I’d become fascinated with the information theoretic ideas about perception and redundancy originated by people like Horace Barlow, and particularly their application to sound by researchers like Paris Smaragdis. I’d originally been interested in ICA but Smaragdis and others were starting to apply NMF to sound around that time.
The basic idea of the paper is: the brain is able to analyze distinct sounds from the jumbled mixture that hits our eardrums because audio signals generally have structure, musical audio particularly so. If you take a time-frequency transform like a spectrogram of a piece of piano music, you find that it has approximately:
- A sparse representation: each note has a characteristic frequency profile. The complete spectrogram is made by scaling and adding all the notes playing simultaneously. In the bases of all these profiles, the sparse representation consists of the activation levels of each notes.
- Scaling invariants: scaling a vibrating system physically up or down is equivalent to translation in log-frequency.

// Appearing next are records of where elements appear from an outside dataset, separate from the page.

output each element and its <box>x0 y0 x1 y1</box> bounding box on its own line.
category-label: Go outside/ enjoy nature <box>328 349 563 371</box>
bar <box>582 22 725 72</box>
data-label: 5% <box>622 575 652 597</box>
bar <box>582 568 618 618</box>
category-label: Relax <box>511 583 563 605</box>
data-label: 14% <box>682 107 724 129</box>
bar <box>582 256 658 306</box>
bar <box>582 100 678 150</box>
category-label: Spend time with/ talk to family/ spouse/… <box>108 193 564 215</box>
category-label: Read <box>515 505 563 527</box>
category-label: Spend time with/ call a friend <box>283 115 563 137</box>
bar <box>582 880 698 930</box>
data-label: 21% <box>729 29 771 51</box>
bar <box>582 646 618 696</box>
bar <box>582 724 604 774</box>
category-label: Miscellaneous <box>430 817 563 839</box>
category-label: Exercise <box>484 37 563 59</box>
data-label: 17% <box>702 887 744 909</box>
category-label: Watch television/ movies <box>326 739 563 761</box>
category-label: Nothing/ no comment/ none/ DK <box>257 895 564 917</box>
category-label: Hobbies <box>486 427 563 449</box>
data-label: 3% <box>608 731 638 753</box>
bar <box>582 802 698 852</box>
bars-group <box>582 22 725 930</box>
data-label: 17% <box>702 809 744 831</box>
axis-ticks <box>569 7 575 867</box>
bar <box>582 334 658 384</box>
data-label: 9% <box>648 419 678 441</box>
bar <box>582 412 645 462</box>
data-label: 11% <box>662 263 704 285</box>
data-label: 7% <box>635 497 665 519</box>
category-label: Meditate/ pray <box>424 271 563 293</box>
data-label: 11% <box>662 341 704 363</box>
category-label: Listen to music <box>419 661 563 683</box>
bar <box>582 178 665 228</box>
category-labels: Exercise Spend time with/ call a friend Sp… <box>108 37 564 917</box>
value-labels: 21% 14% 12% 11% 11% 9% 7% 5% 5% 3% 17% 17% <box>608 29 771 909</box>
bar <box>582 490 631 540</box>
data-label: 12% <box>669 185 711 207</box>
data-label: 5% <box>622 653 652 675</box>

NMF is a way of obtaining a low-rank approximation of a matrix as a product of two others, subject to the constraint that all the elements have to be positive of zero. Amazingly, this simple assumption is enough to discover all kinds of useful structure, including the separation into spectral bases like that in a spectrogram.
Left to its own devices, straight NMF on the piano spectrogram piece would likely approximate the spectral profiles of each note, but in no particular order. The additional step in this paper is to further require there to be only one profile, log-frequency translated – and this is indeed enough to get you recognizable notes.
There is an enormous and booming literature on sparsity in signal processing in areas like compressed sensing – Nuit Blanche blog is a good place to find out more.